The standard response to the question “Who am I?” is with some sort of local, temporary identification. Being attached to any identity such as this prevents the truth of your essence from coming forth. As long as we limit ourselves to a finite description of ourselves, we will perpetuate our current, relatively powerless paradigm. The truth is that while we can be defined by those types of characterizations, which would include roles like husband and wife, father and son, mother and daughter, and so forth, and while it often helps us in our social interactions to communicate on the level of those details, we are also so much more. Transcending each of our fixed, local, and temporary identities assists us in moving through our limited human perceptions much faster.

It is common to create an identity attached to traumas we have experienced. We merge with our experiences and come to know ourselves through them. In the case of trauma, we may define ourselves as wounded, broken, or resilient. When we refer to ourselves enough by a name or a feeling, this idea becomes crystallized within the psyche. Once we attach our meaning to one of these concepts, it becomes a reference point for the origin of our thoughts, beliefs, and general outlook of the world.

This is an important distinction because who we believe ourselves to be can be a source of limitation. If you define yourself as insignificant from a childhood trauma, then your thoughts will originate from this wound.

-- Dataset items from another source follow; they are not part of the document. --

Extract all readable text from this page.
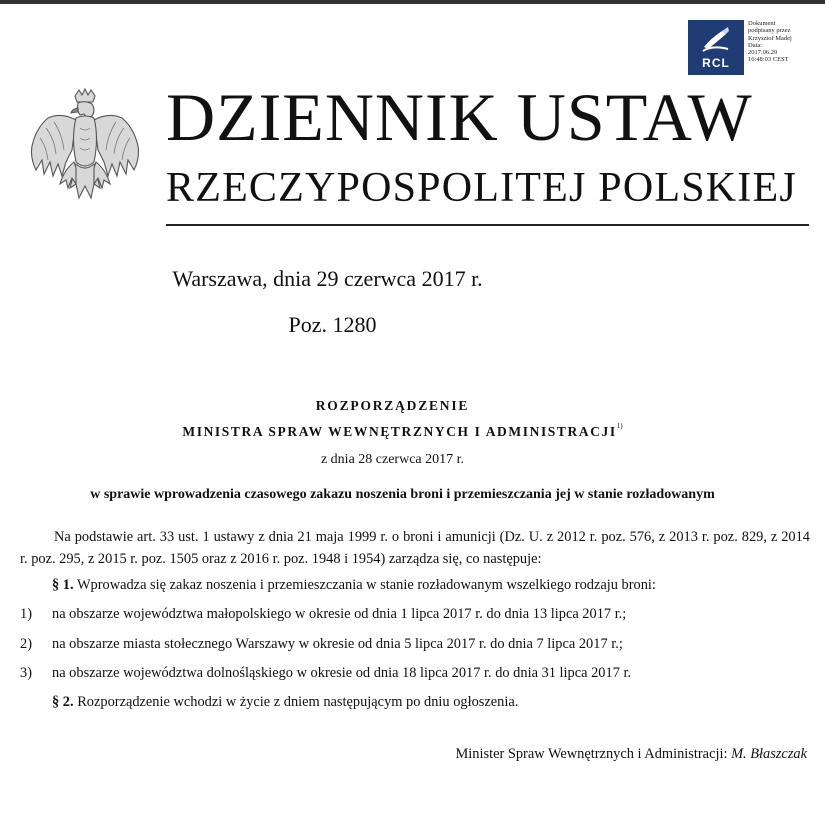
RCL
Dokument
podpisany przez
Krzysztof Madej
Data:
2017.06.29
16:48:03 CEST
DZIENNIK USTAW
RZECZYPOSPOLITEJ POLSKIEJ
Warszawa, dnia 29 czerwca 2017 r.
Poz. 1280
ROZPORZĄDZENIE
MINISTRA SPRAW WEWNĘTRZNYCH I ADMINISTRACJI$^{1)}$
z dnia 28 czerwca 2017 r.
w sprawie wprowadzenia czasowego zakazu noszenia broni i przemieszczania jej w stanie rozładowanym
Na podstawie art. 33 ust. 1 ustawy z dnia 21 maja 1999 r. o broni i amunicji (Dz. U. z 2012 r. poz. 576, z 2013 r. poz. 829, z 2014 r. poz. 295, z 2015 r. poz. 1505 oraz z 2016 r. poz. 1948 i 1954) zarządza się, co następuje:
§ 1. Wprowadza się zakaz noszenia i przemieszczania w stanie rozładowanym wszelkiego rodzaju broni:
1) na obszarze województwa małopolskiego w okresie od dnia 1 lipca 2017 r. do dnia 13 lipca 2017 r.;
2) na obszarze miasta stołecznego Warszawy w okresie od dnia 5 lipca 2017 r. do dnia 7 lipca 2017 r.;
3) na obszarze województwa dolnośląskiego w okresie od dnia 18 lipca 2017 r. do dnia 31 lipca 2017 r.
§ 2. Rozporządzenie wchodzi w życie z dniem następującym po dniu ogłoszenia.
Minister Spraw Wewnętrznych i Administracji: M. Błaszczak
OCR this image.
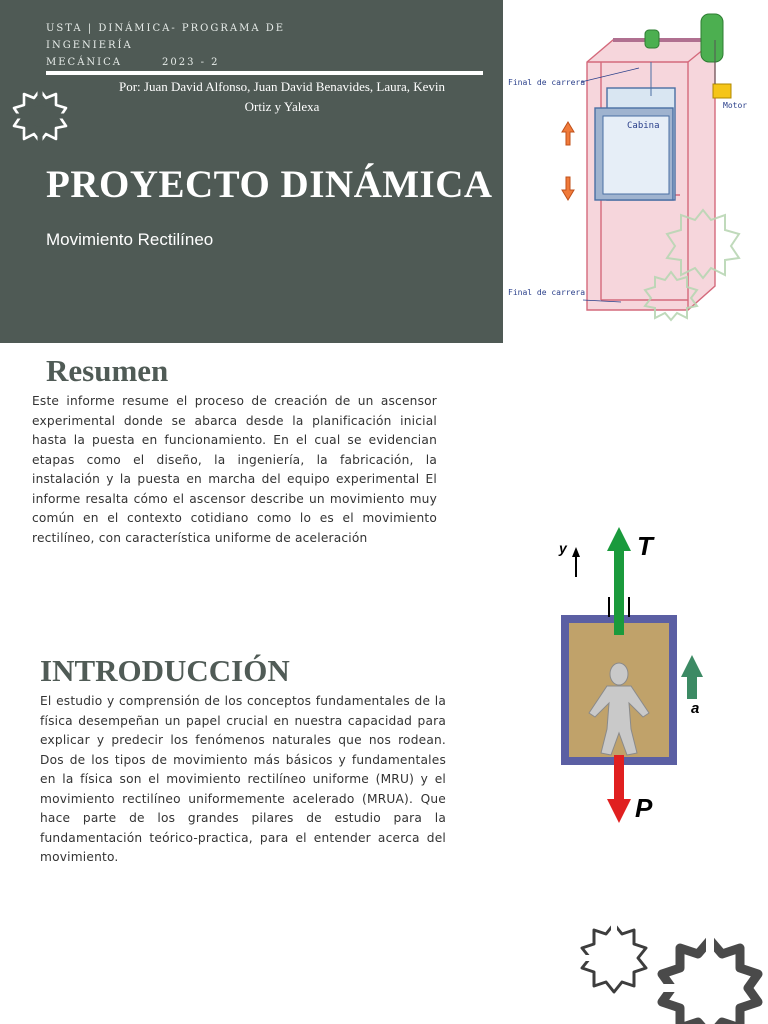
USTA | DINÁMICA- PROGRAMA DE INGENIERÍA
MECÁNICA	2023 - 2
Por: Juan David Alfonso, Juan David Benavides, Laura, Kevin Ortiz y Yalexa
PROYECTO DINÁMICA
Movimiento Rectilíneo
Final de carrera
Cabina
Motor
Final de carrera
Resumen
Este informe resume el proceso de creación de un ascensor experimental donde se abarca desde la planificación inicial hasta la puesta en funcionamiento. En el cual se evidencian etapas como el diseño, la ingeniería, la fabricación, la instalación y la puesta en marcha del equipo experimental El informe resalta cómo el ascensor describe un movimiento muy común en el contexto cotidiano como lo es el movimiento rectilíneo, con característica uniforme de aceleración
y	T
a
P
INTRODUCCIÓN
El estudio y comprensión de los conceptos fundamentales de la física desempeñan un papel crucial en nuestra capacidad para explicar y predecir los fenómenos naturales que nos rodean. Dos de los tipos de movimiento más básicos y fundamentales en la física son el movimiento rectilíneo uniforme (MRU) y el movimiento rectilíneo uniformemente acelerado (MRUA). Que hace parte de los grandes pilares de estudio para la fundamentación teórico-practica, para el entender acerca del movimiento.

You then create beliefs, emotions and experiences to support that reality.

Softening up these hard, crystallized states of being allows for more fluidity in every aspect of our participation with life.

Crystallized Identity Exercise

Fill in the blank with a characteristic that you believe describes you: I am __________.

Now, bring that statement into your heart and feel if it is heavy or light.

If it feels heavy or dense, it is not your truth. If it feels light, it is.

When an undesirable quality shows up as “light” then recognize the resonance within yourself.

Acknowledge it is a temporary aspect of your personality, and accept it is there. Remember at its root, this undesirable quality is Source energy and you have a temporary distortion of that energy.

Bring that original statement back to your heart. Is it heavy or light?